Since slavery, Du Bois argued, Black people had wrested the sublime from the abominable, from everything they’d suffered since their arrival on American shores after the Middle Passage. Yet rather than repress the horror, jazz musicians placed the struggles of Black America, and therefore the question of American democracy, at the centre of their work. Throughout his career, Ellington composed tone poems about Black life. Rollins dressed up as a cowboy on the cover of his 1957 album Way Out West, in a mischievous appropriation of the frontier legend, and a year later released the first civil rights album, Freedom Suite. Charles Mingus, one of the most outspoken jazz musicians, introduced his 1964 piece ‘Meditations on Integration’ by warning that while segregationists didn’t have ‘ovens and gas faucets yet’, they did have ‘electrical fences’. His piece, he said, was a ‘prayer that we can find some wirecutters and get out’.

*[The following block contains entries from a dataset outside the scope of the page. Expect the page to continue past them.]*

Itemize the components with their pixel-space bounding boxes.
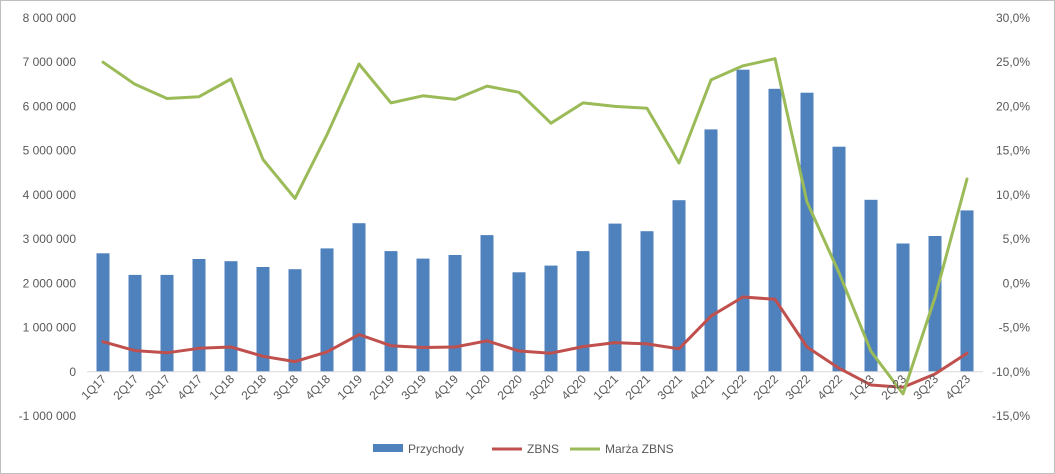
- y-left-tick-label: 3 000 000: [23, 232, 77, 246]
- x-tick-label: 3Q17: [142, 372, 173, 403]
- bar-4Q17: [192, 259, 206, 372]
- y-left-tick-label: -1 000 000: [19, 409, 77, 423]
- bar-1Q23: [864, 199, 878, 372]
- bar-2Q19: [384, 251, 398, 372]
- x-tick-label: 1Q19: [334, 372, 365, 403]
- legend-label: Przychody: [408, 442, 464, 456]
- bar-2Q23: [896, 243, 910, 372]
- y-right-tick-label: 15,0%: [996, 144, 1030, 158]
- x-tick-label: 3Q19: [398, 372, 429, 403]
- x-tick-label: 4Q20: [558, 372, 589, 403]
- y-right-tick-label: 30,0%: [996, 11, 1030, 25]
- bar-4Q20: [576, 251, 590, 372]
- x-tick-label: 1Q22: [718, 372, 749, 403]
- bar-4Q21: [704, 129, 718, 372]
- x-tick-label: 2Q17: [110, 372, 141, 403]
- bar-1Q21: [608, 223, 622, 372]
- bar-3Q22: [800, 92, 814, 372]
- bar-1Q19: [352, 223, 366, 372]
- legend-swatch-bar: [373, 444, 403, 452]
- x-tick-label: 3Q18: [270, 372, 301, 403]
- x-tick-label: 2Q19: [366, 372, 397, 403]
- bar-2Q22: [768, 88, 782, 372]
- x-tick-label: 4Q21: [686, 372, 717, 403]
- bar-1Q22: [736, 69, 750, 372]
- x-tick-label: 3Q20: [526, 372, 557, 403]
- bar-3Q20: [544, 265, 558, 372]
- y-left-tick-label: 4 000 000: [23, 188, 77, 202]
- legend-label: ZBNS: [527, 442, 559, 456]
- x-tick-label: 1Q17: [78, 372, 109, 403]
- x-tick-label: 1Q18: [206, 372, 237, 403]
- x-tick-label: 4Q23: [942, 372, 973, 403]
- y-left-tick-label: 0: [69, 365, 76, 379]
- x-tick-label: 4Q22: [814, 372, 845, 403]
- y-left-tick-label: 2 000 000: [23, 276, 77, 290]
- bar-3Q19: [416, 258, 430, 372]
- y-right-tick-label: -10,0%: [992, 365, 1030, 379]
- x-tick-label: 2Q20: [494, 372, 525, 403]
- x-tick-label: 1Q23: [846, 372, 877, 403]
- line-mar-a-zbns: [101, 57, 969, 396]
- x-tick-label: 3Q23: [910, 372, 941, 403]
- x-tick-label: 4Q18: [302, 372, 333, 403]
- y-left-tick-label: 1 000 000: [23, 321, 77, 335]
- x-tick-label: 2Q18: [238, 372, 269, 403]
- y-right-tick-label: -15,0%: [992, 409, 1030, 423]
- legend: Przychody ZBNS Marża ZBNS: [373, 442, 674, 456]
- bar-4Q19: [448, 255, 462, 372]
- bar-2Q21: [640, 231, 654, 372]
- bar-3Q21: [672, 200, 686, 372]
- bar-1Q18: [224, 261, 238, 372]
- bar-2Q20: [512, 272, 526, 372]
- bar-2Q17: [128, 274, 142, 372]
- y-right-tick-label: 10,0%: [996, 188, 1030, 202]
- bar-1Q20: [480, 235, 494, 372]
- series-lines: [101, 57, 969, 396]
- bar-3Q23: [928, 236, 942, 372]
- y-right-tick-label: 25,0%: [996, 55, 1030, 69]
- revenue-bars: [96, 69, 974, 372]
- y-left-tick-label: 8 000 000: [23, 11, 77, 25]
- x-tick-label: 4Q17: [174, 372, 205, 403]
- y-right-tick-label: -5,0%: [999, 321, 1031, 335]
- x-tick-label: 2Q21: [622, 372, 653, 403]
- x-tick-label: 4Q19: [430, 372, 461, 403]
- x-tick-label: 3Q22: [782, 372, 813, 403]
- legend-label: Marża ZBNS: [605, 442, 674, 456]
- bar-4Q18: [320, 248, 334, 372]
- y-right-tick-label: 0,0%: [1003, 276, 1031, 290]
- bar-4Q23: [960, 210, 974, 372]
- bar-3Q18: [288, 269, 302, 372]
- bar-3Q17: [160, 274, 174, 372]
- y-left-tick-label: 6 000 000: [23, 99, 77, 113]
- bar-2Q18: [256, 267, 270, 372]
- x-tick-label: 2Q22: [750, 372, 781, 403]
- y-right-tick-label: 5,0%: [1003, 232, 1031, 246]
- y-left-tick-label: 5 000 000: [23, 144, 77, 158]
- y-right-tick-label: 20,0%: [996, 99, 1030, 113]
- x-tick-label: 1Q20: [462, 372, 493, 403]
- y-left-tick-label: 7 000 000: [23, 55, 77, 69]
- x-tick-label: 1Q21: [590, 372, 621, 403]
- bar-4Q22: [832, 146, 846, 372]
- line-zbns: [101, 295, 969, 389]
- bar-1Q17: [96, 253, 110, 372]
- x-tick-label: 3Q21: [654, 372, 685, 403]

Mingus didn’t have to look far. Jazz itself acted as a superb pair of wirecutters. Few art forms have proved as supple, as welcoming of foreign influence. I am thinking of Mingus’s embrace of mariachi music, Ellington’s Far East Suite, Coltrane’s exploration of Carnatic traditions and Davis’s fascination with Spanish folk music. I am thinking of the violinist Billy Bang swinging with Vietnamese musicians in a work reflecting on his experiences as a ‘tunnel rat’ during the war. Jazz, the most American of musical languages, has also been the most open to the world.

This sensibility​, this wire-cutting cosmopolitanism, is under assault today, but it has deep roots in American culture. ‘You cannot spill a drop of American blood without spilling the blood of the whole world,’ Herman Melville wrote in his autobiographical novel Redburn, published twelve years before the outbreak of the Civil War. ‘We are not a narrow tribe of men … our blood is as the flood of the Amazon, made up of a thousand noble currents all pouring into one. We are not a nation, so much as a world.’ Writing six decades later in the Atlantic Monthly, the social critic Randolph Bourne elaborated on Melville’s reflections, describing America as ‘not a nationality but a trans-nationality, a weaving back and forth, with the other lands, of many threads of all sizes and colours. Any movement which attempts to thwart this weaving, or to dye the fabric any one colour, or disentangle the threads of the strands, is false to this cosmopolitan vision.’ This vision of America as a ‘federation of cultures’, Bourne emphasised, was the antithesis not only of white supremacy, but of the ‘melting pot’. And nothing threatened it so much as war and what he called ‘the sewage of the war spirit’. Liberal intellectuals who ‘still seem to believe in a peculiar kind of democratic and antiseptic war’, he warned a year before Woodrow Wilson took America into the First World War, should understand that ‘willing war means willing all the evils that are organically bound up with it.’